BTG Legal recently held a brainstorming session with various general counsels. The participants raised quite a few interesting questions on the nuances of the Digital Personal Data Protection Act, 2023.

Here are a set of FAQs, answering some of these questions.

[Please note that these responses are indicative, and provided for discussion purposes, and should not be treated as legal advice]

1. What is the DPDP, and how will it affect my organisation?

The Digital Personal Data Protection Act, 2023 ("DPDP Act") is the latest legislation governing how organizations will process, retain and protect the digital personal data of individuals. Each organization that collects and processes digital personal data of any individual, including its own employees, will be required to comply with these new regulations. It is important to note that personal data can only be processed with proper consent and for certain outlined legitimate uses.

2. What is personal data?

The DPDP Act defines personal data as "any data about an individual who is identifiable by or in relation to such data". This will include all sorts of personal identification information such as name, address, phone number, Aadhaar, PAN card, Passport, etc.

3. What consent is required for processing personal data? How do I collect it?

Prior to processing any personal data, the DPDP Act requires the consent of every individual whose data you are intending to collect and process. The request for consent must be accompanied by a notice describing the nature and purpose of collecting that data, the manner of exercising the rights of individuals whose data is being collected, and the manner of making complaints to the (proposed) Data Protection Board of India.

4. How do I know if the data that my organization is processing is covered by the DPDP?

The DPDP Act expressly governs personal data in digital form, which relates to any data which enables the identification of an individual. Therefore, if your organisation collects and processes personal identification information of individual, such as their name, address, phone number, Aadhar, PAN card, Passport, etc., they will be covered within this law. Note that even names and email ids of your counterparts at other organisations will trigger this requirement.

5. My organization is only processing data on behalf of others. Does it still need to comply with the DPDP?

The DPDP Act permits the processing of personal data on behalf of others for any activity related to offering of goods or services to individuals whose data is being collected only under a valid contract. As a "data processor", you will need to comply with the technical and organisational safety standards set out by the person you have contracted with. In addition, you should comply with the contract terms under which you have been provided the data set.

6. Are there any exceptions allowed for employment related data collection, etc.?

Yes. The DPDP Act enumerates certain "legitimate uses" under which data can be processed without the express consent of an individual. One such legitimate use is employment-related data collection. As such, if you are an employer seeking personal data for safeguarding yourself from loss or liability such as prevention of corporate espionage and maintenance of confidentiality of trade secrets, you are allowed to collect and process the same under the new law. However, you cannot use this data for unconnected purposes, such as marketing your products!

7. Am I allowed to transfer data outside of India?

Yes, the DPDP Act allows the transfer of data outside the territorial bounds of India. However, under the Act, the Government reserves the right to restrict cross-border transfers to countries that they may notify from time to time (a "Blacklist" mechanism). Also note that the DPDP Act, 2023 does not affect any other sectoral laws restricting transfer of data, for example the Reserve Bank of India's 2018 strictures on payment data.

8. What all can a 'data principal' ask me for in respect of his/her data?

A 'Data Principal' can request you for a summary of their personal data which is being processed by you and the processing activities undertaken by you with respect to such personal data. Data Principals can also request you for the identities of all other Data Fiduciaries and Data Processors with whom you have shared the personal data, along with a description of the personal data so shared. Note that you have to put in place a grievance redressal mechanism that facilitates this.

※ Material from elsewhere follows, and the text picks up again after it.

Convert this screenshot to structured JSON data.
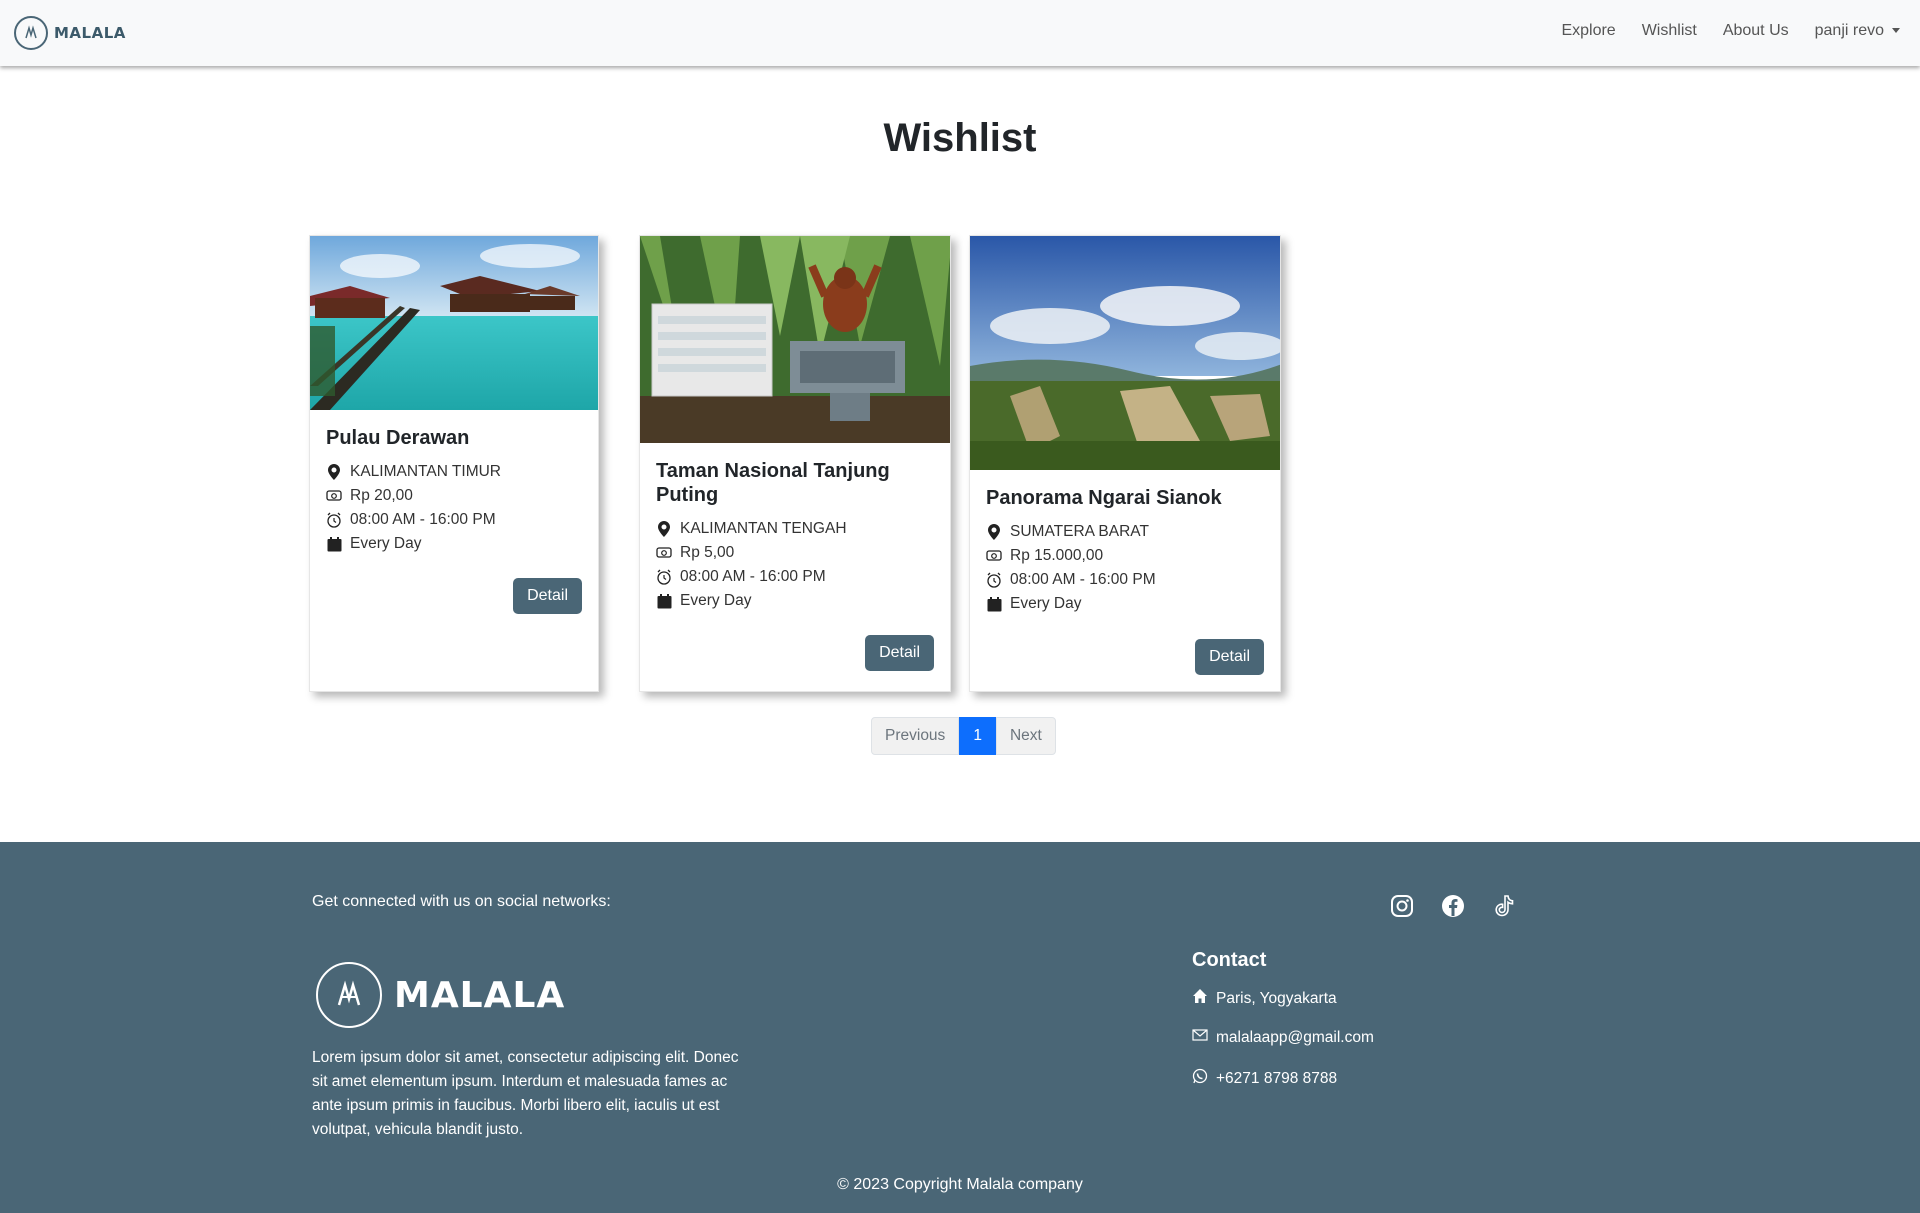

9. Does the DPDP deal with encryption?

Not expressly, though anonymised data is a possible exception from the provisions of the Act. The answer here will depend on the type, nature, and purpose of encryption you are applying.

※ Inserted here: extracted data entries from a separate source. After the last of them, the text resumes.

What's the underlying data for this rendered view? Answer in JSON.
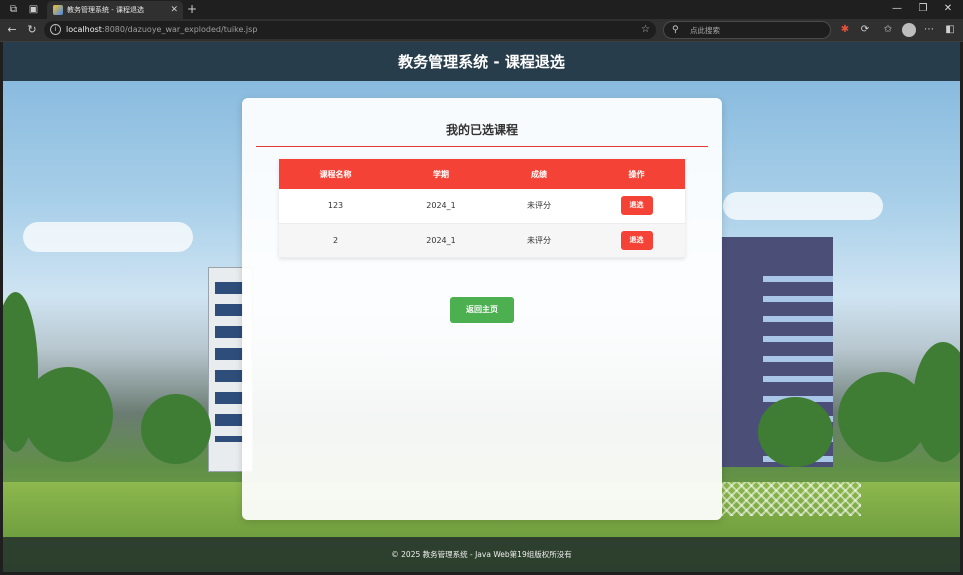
{
  "browser": {
    "tab_title": "教务管理系统 - 课程退选",
    "url_host": "localhost",
    "url_path": ":8080/dazuoye_war_exploded/tuike.jsp",
    "search_placeholder": "点此搜索"
  },
  "header": {
    "title": "教务管理系统 - 课程退选"
  },
  "card": {
    "title": "我的已选课程",
    "columns": [
      "课程名称",
      "学期",
      "成绩",
      "操作"
    ],
    "rows": [
      {
        "course": "123",
        "term": "2024_1",
        "grade": "未评分",
        "action": "退选"
      },
      {
        "course": "2",
        "term": "2024_1",
        "grade": "未评分",
        "action": "退选"
      }
    ],
    "back_label": "返回主页"
  },
  "footer": {
    "text": "© 2025 教务管理系统 - Java Web第19组版权所没有"
  },
  "colors": {
    "accent_red": "#f44336",
    "accent_green": "#4caf50",
    "header_bg": "#20343f"
  }
}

10. How does the DPDP change an organization's response to personal data breaches?

In case of personal data breaches, the DPDP Act requires Data Fiduciaries to intimate the Data Protection Board of India as well as each affected individual intimation of such breach. The manner and timeline of the same, however, will be prescribed in the coming months in Rules. Again, note that your reporting obligations under other laws do not change, for example the CERT IN Directions.

11. What technical standards are to be implemented now?

At the moment, standards that need to be followed are ISO: 270001, or equivalent. This may change once the Rules are implemented.

12. When is the effective / enforcement date of the new regime. And finally, what penalties can be imposed under the new law.

While the Act has been notified, we understand it will be brought into force in phases over the next 6-12 months.

Thankfully, the DPDP Act, 2023 only provides for monetary penalties, and not jail time like some earlier drafts. Fines can range upto Indian Rupees 250 crores (about USD 30 million), for egregious and recidivist breaches.

The content of this article is intended to provide a general guide to the subject matter. Specialist advice should be sought about your specific circumstances.